Gestores temem que ajuste fiscal afete mobilidade urbana

O ajuste fiscal previsto para o próximo ano e o potencial impacto nos investimentos em mobilidade urbana preocupa alguns gestores públicos. Questionados sobre o assunto em evento sobre o setor, representantes de governos municipais e estaduais procuraram enfatizar a necessidade de realização de novas obras e projetos para propiciar a melhora do transportes dentro das grandes cidades, defendendo que o setor deveria ser poupado.

LUCIANA COLLET, Estadão Conteúdo

03 Dezembro 2014 | 15h33

"Há uma preocupação, sim", disse o presidente da empresa de Transportes e Trânsito de Belo Horizonte (BHTrans). "Esperamos conseguir (ter os recursos). Os investimentos em mobilidade são extremamente importantes, os movimentos de junho de 2013 são apenas um sintoma dessa exigência. Vamos torcer para que, apesar do momento preocupante, consigamos", disse.
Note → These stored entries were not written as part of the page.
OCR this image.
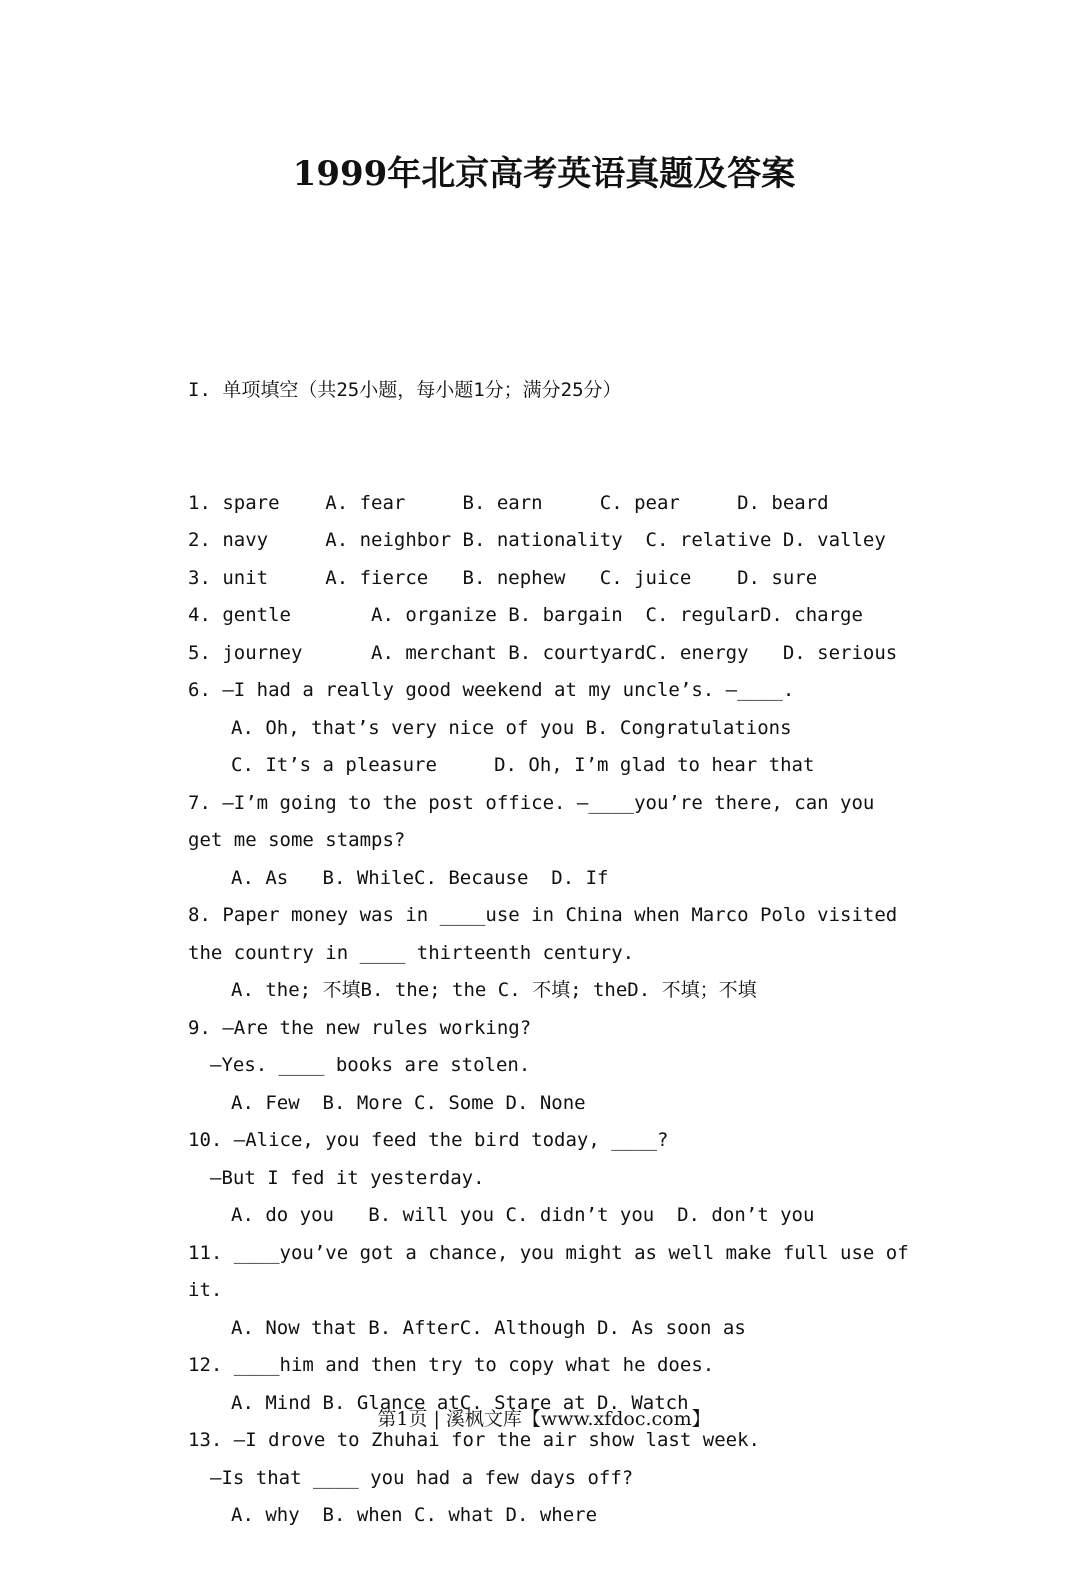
1999年北京高考英语真题及答案

I. 单项填空（共25小题，每小题1分；满分25分）

1. spare    A. fear     B. earn     C. pear     D. beard
2. navy     A. neighbor B. nationality  C. relative D. valley
3. unit     A. fierce   B. nephew   C. juice    D. sure
4. gentle       A. organize B. bargain  C. regularD. charge
5. journey      A. merchant B. courtyardC. energy   D. serious
6. —I had a really good weekend at my uncle’s. —____.
A. Oh, that’s very nice of you B. Congratulations
C. It’s a pleasure     D. Oh, I’m glad to hear that
7. —I’m going to the post office. —____you’re there, can you
get me some stamps?
A. As   B. WhileC. Because  D. If
8. Paper money was in ____use in China when Marco Polo visited
the country in ____ thirteenth century.
A. the; 不填B. the; the C. 不填; theD. 不填；不填
9. —Are the new rules working?
—Yes. ____ books are stolen.
A. Few  B. More C. Some D. None
10. —Alice, you feed the bird today, ____?
—But I fed it yesterday.
A. do you   B. will you C. didn’t you  D. don’t you
11. ____you’ve got a chance, you might as well make full use of
it.
A. Now that B. AfterC. Although D. As soon as
12. ____him and then try to copy what he does.
A. Mind B. Glance atC. Stare at D. Watch
13. —I drove to Zhuhai for the air show last week.
—Is that ____ you had a few days off?
A. why  B. when C. what D. where

第1页 | 溪枫文库【www.xfdoc.com】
Já o coordenador de Planejamento e Gestão da Secretaria de Transportes Metropolitanos, Saulo Pereira Vieira, procurou salientar a necessidade de garantir os investimentos na área, mesmo em meio ao cenário de maior aperto. "Com o nível de carência que existe nas regiões metropolitanas, não tem como fugir", disse. Também presentes na mesa de debates, representantes do governo do Estado do Rio de Janeiro e da prefeitura de Porto Alegre não teceram declarações a respeito. O secretário municipal de Mobilidade Urbana gaúcho, Vanderlei Cappellari, preferiu citar alguns dos projetos futuros previstos para a capital, incluindo o metrô, salientando a expectativa de contar com recursos federais.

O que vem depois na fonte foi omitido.